Нас скрепляла, как бы в одну разговорную «мафию», некая сакраментальная тайна. Продолжение разговора и держалось на неразгаданности этой тайной правды: не потому, что ее кто-то из собеседников скрывает, а потому, что ее не выговоришь, ее лишь можно обговаривать; когда тайна выговаривается, разговор заканчивается. Спрашивается, когда же тайное становится явным, то есть очарованность проходит и наступает разочарование в личном общении? Наступает это явно тогда, когда влюбленные перестают воспринимать друг друга как нечто единое и начинают вдруг всматриваться друг в друга как бы со стороны. Так люди перестают узнавать себя после насильственных революций, добровольной эмиграции или, скажем, ухода на пенсию. Осознание собственной отдельности (даже в большей степени, чем собственной отделенности от других) в свете неуловимых перемен в нашей жизни совершенно естественно воспринимается нами как индифферентность, измена и предательство со стороны тех, кого мы считали неразлучными друзьями и соратниками.

Но подобное может произойти и без всякой видимой причины, без исторических катаклизмов и мировых катастроф. Еще месяц назад казалось, что ты неразлучен с этим человеком и связь эта — на всю жизнь. И вдруг тебе говорят: все прошло, кончилось, «я больше ничего не чувствую», к прежнему возврата не будет. И ты понимаешь: любовные письма возвращают друг другу не из-за боязни шантажа в будущем, а потому, что слова этих писем больше ничего не означают. Эти слова были написаны другим человеком, и написаны были не тому, кто их сейчас перечитывает.

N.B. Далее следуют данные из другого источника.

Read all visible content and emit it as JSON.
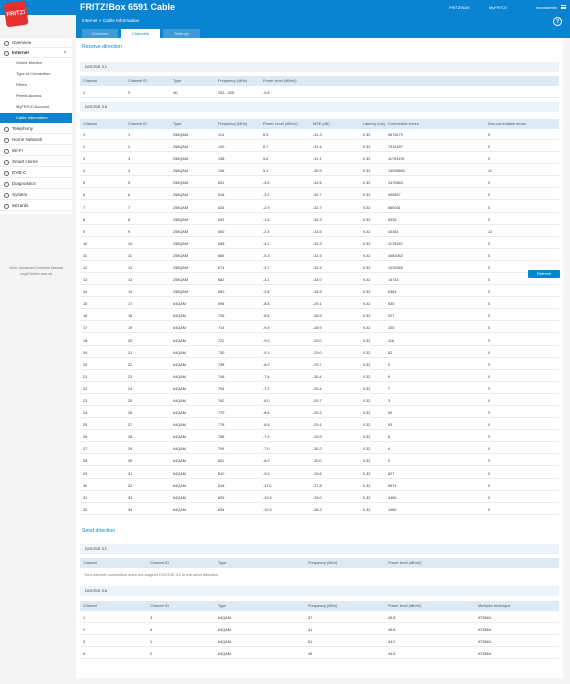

Оказывается, любовь, как и советская власть, тоже проходит. Мы этого раньше не знали. Мы не знали, что люди меняются. Отделяются и уходят в отдельную комнату, в другую жизнь. Ты, мол, конечно, самый близкий из всех чужих, но мы уже давно каждый за себя. Любовь прошла. И с какой-то детской ревностью мы поворачиваемся к прошлой близости — спиной: ах, если так, если мы уже не любовники, ты сама по себе, а я сам по себе, то и вообще нечего общаться, переписка заканчивается, почта закрывается, телефон отключен! Мол, если мы за частную собственность, то и все общее надо с корнем уничтожать, вымарывать свидетельства прежней общности черными чернилами и сжигать в печке-буржуйке.